Sunday, 2-6-11  Waitangi Day!
Today in 1840 the Maori chiefs signed the Waitangi Treaty, which established British sovereignty over New Zealand islands and recognized Maori ownership of the land.  The effect was to provide law and order over a deteriorating social condition.  We timed our itinerary to be here for Waitangi Day, more or less equivalent to the 4thof July in the US.
So we went walking toward the Treaty Grounds, because we knew parking would be impossible, and who should pick us up but Vern! (See Saturday)  We were able to get there in time for an interdenominational and bi-lingual worship service:  Catholic, Methodist, and Presbyterian, conducted in English and Maori, with signing for the deaf  in both languages.  We took a position in a shady area and were soon joined by a contingent of the Royal New Zealand Navy!  They were very nice and offered to take our picture.

Walking the treaty grounds later, the activities there were somewhat disrupted by Maori dissidents, so not all is well, but as protesters go, these were pretty mild and respectful.  Lunch at the Waikokopu Café on the grounds, really good food.  By mid-afternoon we were getting a little tired, so we noticed a shuttle bus that we thought would take us partway to our hotel, but when it went the opposite direction, we knew we were in trouble.  Turns out that there was auxiliary parking several miles away with a shuttle service.  So we got to see the same scenery again as we returned to our starting point and THEN started walking the 1.2 mile trek to our hotel.

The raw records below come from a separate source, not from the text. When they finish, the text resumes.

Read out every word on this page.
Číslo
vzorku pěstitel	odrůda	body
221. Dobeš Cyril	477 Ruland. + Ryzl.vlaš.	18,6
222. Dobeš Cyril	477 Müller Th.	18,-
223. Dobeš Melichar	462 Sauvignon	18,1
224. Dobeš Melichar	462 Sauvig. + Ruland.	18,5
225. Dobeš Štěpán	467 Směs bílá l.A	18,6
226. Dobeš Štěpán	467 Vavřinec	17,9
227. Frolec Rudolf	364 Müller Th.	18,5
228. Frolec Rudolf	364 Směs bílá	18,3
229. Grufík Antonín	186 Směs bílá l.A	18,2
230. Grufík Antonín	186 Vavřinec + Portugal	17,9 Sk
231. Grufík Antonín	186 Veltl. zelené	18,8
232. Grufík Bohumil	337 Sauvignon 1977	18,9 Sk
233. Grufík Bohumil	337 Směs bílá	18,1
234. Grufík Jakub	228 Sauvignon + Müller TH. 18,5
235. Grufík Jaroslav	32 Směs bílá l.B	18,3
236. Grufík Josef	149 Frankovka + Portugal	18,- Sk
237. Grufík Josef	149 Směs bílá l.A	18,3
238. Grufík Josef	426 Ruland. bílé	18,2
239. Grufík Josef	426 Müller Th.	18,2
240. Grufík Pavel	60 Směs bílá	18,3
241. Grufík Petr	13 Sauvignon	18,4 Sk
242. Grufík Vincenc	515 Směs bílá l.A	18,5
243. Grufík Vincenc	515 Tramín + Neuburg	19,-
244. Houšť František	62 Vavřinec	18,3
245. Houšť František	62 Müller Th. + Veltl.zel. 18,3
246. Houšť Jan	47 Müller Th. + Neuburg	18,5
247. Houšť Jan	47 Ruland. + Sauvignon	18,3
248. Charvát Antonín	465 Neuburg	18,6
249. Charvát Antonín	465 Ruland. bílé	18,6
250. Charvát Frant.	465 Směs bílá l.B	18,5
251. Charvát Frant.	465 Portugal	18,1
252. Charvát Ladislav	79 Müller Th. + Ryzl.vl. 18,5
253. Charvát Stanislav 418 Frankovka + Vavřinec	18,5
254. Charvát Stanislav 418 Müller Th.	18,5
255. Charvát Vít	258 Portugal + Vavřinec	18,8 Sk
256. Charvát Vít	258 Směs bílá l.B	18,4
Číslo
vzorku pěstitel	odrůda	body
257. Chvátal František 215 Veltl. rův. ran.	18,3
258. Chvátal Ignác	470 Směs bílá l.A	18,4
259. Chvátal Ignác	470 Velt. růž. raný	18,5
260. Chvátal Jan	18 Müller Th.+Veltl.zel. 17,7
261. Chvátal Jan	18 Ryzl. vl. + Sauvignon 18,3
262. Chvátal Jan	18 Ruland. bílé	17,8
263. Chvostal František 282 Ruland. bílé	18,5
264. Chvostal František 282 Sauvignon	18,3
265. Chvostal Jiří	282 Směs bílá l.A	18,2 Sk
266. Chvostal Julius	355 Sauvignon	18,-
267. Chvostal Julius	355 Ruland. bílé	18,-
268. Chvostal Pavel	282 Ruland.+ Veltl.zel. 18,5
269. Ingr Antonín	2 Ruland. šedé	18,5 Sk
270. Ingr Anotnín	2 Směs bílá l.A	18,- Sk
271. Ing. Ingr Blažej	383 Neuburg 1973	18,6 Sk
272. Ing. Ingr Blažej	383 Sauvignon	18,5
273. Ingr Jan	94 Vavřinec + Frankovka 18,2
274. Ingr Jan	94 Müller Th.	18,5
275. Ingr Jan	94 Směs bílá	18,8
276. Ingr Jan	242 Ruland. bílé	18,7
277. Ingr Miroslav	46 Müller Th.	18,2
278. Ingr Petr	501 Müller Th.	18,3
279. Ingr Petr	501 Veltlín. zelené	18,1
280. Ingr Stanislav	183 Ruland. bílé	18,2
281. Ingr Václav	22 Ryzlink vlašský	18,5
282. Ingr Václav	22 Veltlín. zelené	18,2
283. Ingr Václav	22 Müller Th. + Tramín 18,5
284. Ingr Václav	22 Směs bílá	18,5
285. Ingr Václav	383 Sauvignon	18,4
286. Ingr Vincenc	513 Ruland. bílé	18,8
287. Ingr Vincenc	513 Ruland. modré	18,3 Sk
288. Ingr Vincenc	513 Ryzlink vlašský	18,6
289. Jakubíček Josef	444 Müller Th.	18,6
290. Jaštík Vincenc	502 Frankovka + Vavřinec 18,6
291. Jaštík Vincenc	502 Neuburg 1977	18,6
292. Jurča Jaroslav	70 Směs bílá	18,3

After a brief respite, we drove to Haruru Falls, nice but mostly a yawner, then decided to give the budget a rest by buying a frozen pizza and fixing our own supper.  Worst pizza ever made by man.  Ah, well, 

Feb 7 - Paihia to Rotorua
Today was mostly a travel day, driving about 600 kilometers (roughly 360 miles) south to Rotorua, passing through Auckland again.  That may not seem like a lot until you are driving on the left side of the road on twisting, up and down two lane roads.  Arrived in Rotorua about 4:00, checked in to Sandi's B&B and went exploring in town:  a city park with bubbling hot springs, a fascinating museum in a striking tudor style building that was once a hot springs spa.  They had a movie theater that showed a film about the eruption of a nearby mountain in 1886.  To our surprise, when the ground started shaking in the movie, so did our seats!  Dinner at a Thai restaurant, and here we are, back at Sandi's, where I have internet access.  Hooray!  I feel like a drug addict who finally got a fix after suffering for days.

Wednesday, February 2, 2011

An Early Beginning

We began our journey one day earlier than planned.  As my nervousness increased due to the dire winter storm warnings, I decided to see if we could fly out on Tuesday rather than Wednesday as scheduled.  I'm usually optimistic that everything will turn out OK, but this time I was concerned that if we didn't get out on time on Wednesday, we would miss our flight to Auckland and like a domino setup, all my best laid plans would one by one fall down.  So we are sitting in a hotel room in L.A. bored to tears, but with the certain knowledge that we will be on the plane to New Zealand tonight!  We are about to watch "The Social Network" on the TV, so that will help to pass the time.  Next blog from Auckland!